Brainsport Run Club helps new immigrant find sense of community

When Xiaomin (Dolly) Jiang moved to Saskatoon in February 2017, she only knew three people: the immigration agent who had helped her move from China, the real estate agent who sold her her house and her teenage son, who’d made the move across the world with her.

Jiang, 48, had moved to Canada with plans to start her own energy efficient building materials company, but the transition was tough. She was having difficulty networking and meeting people.

In an effort to change her situation, she began volunteering with various groups in the city, including with the Saskatoon Cycles’ bike valet program. While working a shift at the bike valet in August 2017 she told a fellow volunteer how lonely she was.

“I tell him I am really confused and I really feel puzzled on how to make friends,” Jiang said.

The volunteer suggested that Jiang go to the free Brainsport run club.
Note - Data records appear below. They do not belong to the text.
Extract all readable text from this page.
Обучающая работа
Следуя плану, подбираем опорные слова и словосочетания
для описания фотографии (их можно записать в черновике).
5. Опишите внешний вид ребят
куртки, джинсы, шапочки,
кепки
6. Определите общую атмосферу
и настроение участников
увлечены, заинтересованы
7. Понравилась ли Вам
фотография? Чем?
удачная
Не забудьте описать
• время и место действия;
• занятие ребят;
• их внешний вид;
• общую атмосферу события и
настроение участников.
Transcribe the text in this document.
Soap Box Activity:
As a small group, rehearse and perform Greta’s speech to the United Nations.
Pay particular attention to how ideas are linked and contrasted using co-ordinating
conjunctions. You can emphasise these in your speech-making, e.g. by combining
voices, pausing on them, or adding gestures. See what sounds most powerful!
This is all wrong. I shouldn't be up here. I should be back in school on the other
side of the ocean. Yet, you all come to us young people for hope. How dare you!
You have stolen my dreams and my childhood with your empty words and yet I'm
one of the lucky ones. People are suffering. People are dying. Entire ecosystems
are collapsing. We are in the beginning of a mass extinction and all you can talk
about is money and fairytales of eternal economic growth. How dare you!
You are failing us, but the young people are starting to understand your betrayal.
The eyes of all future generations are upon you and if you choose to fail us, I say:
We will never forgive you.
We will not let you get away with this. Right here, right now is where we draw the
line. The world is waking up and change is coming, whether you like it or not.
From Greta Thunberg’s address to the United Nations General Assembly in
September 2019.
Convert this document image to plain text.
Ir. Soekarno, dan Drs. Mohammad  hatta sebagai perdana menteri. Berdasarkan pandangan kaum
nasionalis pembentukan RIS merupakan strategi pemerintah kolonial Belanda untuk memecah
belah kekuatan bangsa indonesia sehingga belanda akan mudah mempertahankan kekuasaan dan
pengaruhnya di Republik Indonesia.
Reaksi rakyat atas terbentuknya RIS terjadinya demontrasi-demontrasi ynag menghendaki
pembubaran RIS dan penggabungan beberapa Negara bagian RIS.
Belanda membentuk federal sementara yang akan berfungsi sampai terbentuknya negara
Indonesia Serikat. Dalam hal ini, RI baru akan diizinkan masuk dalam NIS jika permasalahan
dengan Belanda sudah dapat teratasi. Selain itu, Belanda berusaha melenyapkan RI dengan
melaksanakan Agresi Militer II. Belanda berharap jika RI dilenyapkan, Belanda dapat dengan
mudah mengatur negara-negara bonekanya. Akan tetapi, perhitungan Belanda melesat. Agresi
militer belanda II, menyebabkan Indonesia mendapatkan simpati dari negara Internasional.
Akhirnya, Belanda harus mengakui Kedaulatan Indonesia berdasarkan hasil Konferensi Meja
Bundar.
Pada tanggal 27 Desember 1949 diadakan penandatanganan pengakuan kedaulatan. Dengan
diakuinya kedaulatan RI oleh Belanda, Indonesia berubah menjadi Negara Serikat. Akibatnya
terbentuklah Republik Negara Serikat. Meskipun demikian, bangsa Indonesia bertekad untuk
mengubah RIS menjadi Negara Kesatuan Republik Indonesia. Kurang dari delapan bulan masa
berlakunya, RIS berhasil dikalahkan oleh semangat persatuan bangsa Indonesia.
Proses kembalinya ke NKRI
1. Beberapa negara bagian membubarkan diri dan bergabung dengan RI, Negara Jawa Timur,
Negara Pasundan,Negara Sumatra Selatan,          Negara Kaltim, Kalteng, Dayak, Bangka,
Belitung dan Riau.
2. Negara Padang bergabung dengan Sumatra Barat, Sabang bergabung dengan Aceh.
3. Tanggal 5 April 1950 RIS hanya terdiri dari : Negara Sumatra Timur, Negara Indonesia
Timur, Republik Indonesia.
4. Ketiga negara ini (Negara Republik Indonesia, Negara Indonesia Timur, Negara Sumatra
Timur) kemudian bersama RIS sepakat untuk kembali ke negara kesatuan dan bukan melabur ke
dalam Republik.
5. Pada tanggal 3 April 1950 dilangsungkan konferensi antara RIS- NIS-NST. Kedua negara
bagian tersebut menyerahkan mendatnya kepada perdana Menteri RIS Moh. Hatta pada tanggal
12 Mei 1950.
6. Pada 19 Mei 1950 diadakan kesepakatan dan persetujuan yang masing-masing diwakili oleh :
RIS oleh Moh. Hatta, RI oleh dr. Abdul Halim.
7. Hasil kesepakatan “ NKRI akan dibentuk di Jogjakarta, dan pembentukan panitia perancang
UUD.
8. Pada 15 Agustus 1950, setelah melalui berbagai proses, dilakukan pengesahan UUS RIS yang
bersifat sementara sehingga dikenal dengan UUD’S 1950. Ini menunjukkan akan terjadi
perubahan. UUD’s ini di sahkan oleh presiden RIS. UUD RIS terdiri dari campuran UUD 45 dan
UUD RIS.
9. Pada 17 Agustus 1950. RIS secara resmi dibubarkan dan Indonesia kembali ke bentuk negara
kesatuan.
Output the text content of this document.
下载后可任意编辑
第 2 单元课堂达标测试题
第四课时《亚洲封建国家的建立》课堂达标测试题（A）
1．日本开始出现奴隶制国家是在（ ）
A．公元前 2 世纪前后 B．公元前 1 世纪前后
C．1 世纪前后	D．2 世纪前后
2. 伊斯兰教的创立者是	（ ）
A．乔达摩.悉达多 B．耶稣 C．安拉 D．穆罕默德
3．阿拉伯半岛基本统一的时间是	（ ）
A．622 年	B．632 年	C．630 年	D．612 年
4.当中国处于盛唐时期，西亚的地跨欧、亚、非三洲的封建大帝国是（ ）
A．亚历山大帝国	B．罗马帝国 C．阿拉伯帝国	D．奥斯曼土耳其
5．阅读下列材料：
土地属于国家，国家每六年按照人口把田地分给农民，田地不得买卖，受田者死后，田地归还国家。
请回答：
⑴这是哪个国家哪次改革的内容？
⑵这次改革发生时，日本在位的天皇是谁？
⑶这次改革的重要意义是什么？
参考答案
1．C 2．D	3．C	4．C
Jiang was skeptical. When she had been a middle school student, she needed to run 800 metres in under four minutes and 30 seconds in order to pass gym class and had never been able to do it, even after trying every day for a month. In the end, her teacher gave her an exemption.

“Afterward, I almost never ran,” she said

But she was so desperate to make friends that she showed up to a Brainsport run club one Wednesday evening in August. She joined a group that was alternating between a three-minute run and a one-minute walk. By the end of the first run, Jiang was behind the group. Her hair was a mess and her face was purple.

Jiang worried that she wasn’t fit or fast enough to be part of the run club, but the other runners assured her she should keep showing up. The man she’d met at the bike valet volunteered to run with her to help her get faster.

These days, Jiang often runs with the run club group that does nine-minute runs followed by one-minute walks and can run up to 10 kilometres at a time on her own. She has lost 20 pounds in the last year and can now fit into the wedding dress she wore in 1997. If she goes for a few days without running, she misses it.

The best part is, she’s found a group of people who make her feel at home in Saskatoon. The man who invited her out to run in the summer of 2017 is now her boyfriend and the contacts she’s made through the group helped her launch her company, Ecowell Building Materials Co., last year.

“After Brainsport, after the running activities, then I start to know ‘Oh the daily lives here of the Canadian people is like this way,’” Jiang said.

“Brainsport running changed my life in Saskatoon … Right now, I feel I’m alive.”